Türkiye Dışişleri Bakanlığı, Cumartesi günü AB’nin Yunan deniz sularını açıklayan Denizcilik Mekansal Planı’nın (MSP) yayınlanmasının ardından sert tepki gösterdi.
MSP, Üye Devletlerin deniz bölgelerinin kullanımlarının yanı sıra bu bölgelerde izin verilen veya yasaklanan faaliyetlerin tamamını AB’nin Avrupa denizlerine ilişkin genel sınırlandırması kapsamında ayrıntılarıyla açıklamaktadır.
Atina’nın, Yunan deniz sularını sınırlandırmak için MSP’yi 2021 yılına kadar tamamlaması gerekiyordu.
Avrupa Denizcilik Mekansal Planı Platformu web sitesine göre:
“Yunanistan henüz bir MSP’yi kabul etmedi. Devam eden MSP sürecinin yanı sıra, MSP ile ilgili konular, belirli ekonomik sektörleri kapsayan “Mekansal Planlama için Özel Çerçeveler” (Yersel Mekansal Planlar – TS Planları) kapsamında da ele alınmaktadır.
Su ürünleri yetiştiriciliği (2011, revize edilecek), turizm (nihai hale getirilecek) ve sanayi (2009, revize edilecek) için karasal, kıyı ve deniz kesimleri için mekansal planlama kılavuzlarını içeren sektör planları şu ana kadar geliştirilmiştir. her sektör. »
Türkiye Dışişleri Bakanlığı’ndan yapılan açıklamada, Avrupa Birliği’nin Ege Denizi ve Akdeniz haritalarının, Yunanistan’ın deniz sularına itirazı olması nedeniyle Türkiye için yasal olarak geçerli olmadığı belirtildi. Açıklamada ayrıca AB’nin Ege Denizi konusunda konuşma yetkisinin olmadığı belirtiliyor.

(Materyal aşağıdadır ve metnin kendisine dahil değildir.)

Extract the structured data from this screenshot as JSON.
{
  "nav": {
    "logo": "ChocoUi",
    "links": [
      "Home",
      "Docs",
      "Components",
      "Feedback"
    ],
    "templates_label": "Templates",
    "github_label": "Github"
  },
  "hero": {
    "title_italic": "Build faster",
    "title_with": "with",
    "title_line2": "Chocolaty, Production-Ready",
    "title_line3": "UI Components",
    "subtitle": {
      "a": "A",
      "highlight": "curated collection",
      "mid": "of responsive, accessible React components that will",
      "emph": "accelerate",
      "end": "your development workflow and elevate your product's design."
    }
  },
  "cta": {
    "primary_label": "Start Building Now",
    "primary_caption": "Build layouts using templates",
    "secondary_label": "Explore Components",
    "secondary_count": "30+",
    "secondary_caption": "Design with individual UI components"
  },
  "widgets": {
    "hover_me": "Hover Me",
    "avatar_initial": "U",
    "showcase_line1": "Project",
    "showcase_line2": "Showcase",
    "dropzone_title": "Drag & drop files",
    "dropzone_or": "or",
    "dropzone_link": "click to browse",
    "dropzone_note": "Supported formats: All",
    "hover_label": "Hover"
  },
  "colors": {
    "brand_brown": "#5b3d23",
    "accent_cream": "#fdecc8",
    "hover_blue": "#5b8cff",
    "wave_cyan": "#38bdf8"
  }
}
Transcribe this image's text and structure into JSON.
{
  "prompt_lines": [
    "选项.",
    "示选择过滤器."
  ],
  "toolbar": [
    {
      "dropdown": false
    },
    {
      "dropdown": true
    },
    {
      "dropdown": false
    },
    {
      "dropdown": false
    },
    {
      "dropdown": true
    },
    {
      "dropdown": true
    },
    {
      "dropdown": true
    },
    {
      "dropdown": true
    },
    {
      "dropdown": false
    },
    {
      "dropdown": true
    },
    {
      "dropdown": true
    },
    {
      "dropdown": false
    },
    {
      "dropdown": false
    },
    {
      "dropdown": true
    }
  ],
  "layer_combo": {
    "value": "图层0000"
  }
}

Türkiye AB’nin deniz alanı planına karşı
Avrupa Birliği denizcilik mekansal planlamasına ilişkin https://t.co/v8YPLUX1Q6 pic.twitter.com/XnapvulhMW
– Türkiye Dışişleri Bakanlığı (@MFATurkiye) 16 Kasım 2024
Türkiye, Avrupa Birliği’ne aday ülke olmasına rağmen çoğu zaman AB’nin karar ve eylemlerine tam anlamıyla karşı çıkıyor. Bu durumda Türk Dışişleri Bakanlığı MSP’ye aykırı bir açıklama yaptı:
“Türkiye, Avrupa Birliği’nin (AB) denizcilik mekânsal planlamasını yakından takip ediyor, ilgili taraflara gerekli uyarıları iletiyor, Ege Denizi ve Akdeniz’deki haklarını korumak için her türlü tedbiri alıyor.
Bu Planda kullanılan Ege ve Akdeniz haritaları Türkiye açısından hükümsüzdür ve hiçbir hukuki etkisi yoktur.
Bu projeyle Türkiye’nin haklarının çiğnenmesine izin vermeyeceğimizi bir kez daha teyit ediyoruz.
AB’nin egemen devletler arasındaki denizcilik anlaşmazlıkları konusunda yorum yapma yetkisinin olmadığını bir kez daha vurgulamak isteriz. AB’nin bu tür girişimlere dahil olması bu anlaşmazlıkların çözümünü zorlaştırıyor.
Deniz yetki alanlarına ilişkin tek taraflı eylemler kabul edilemez. Bu tür tek taraflı girişimler, birbiriyle bağlantılı Ege sorunlarına kapsamlı, adil ve kalıcı çözüm bulma çabalarını baltalayacaktır.
Sorunların uluslararası hukuk ve iyi komşuluk temelinde çözümü için samimi ve kapsamlı bir yaklaşım sergilenmelidir.
Türkiye, Türkiye’ye yakın Yunan Ege adalarının egemenliğine itiraz etmeye devam ediyor. Bu aynı zamanda Yunanistan’ın Yunan deniz sularını 19 kilometreye kadar genişletme hakkına da meydan okuyor.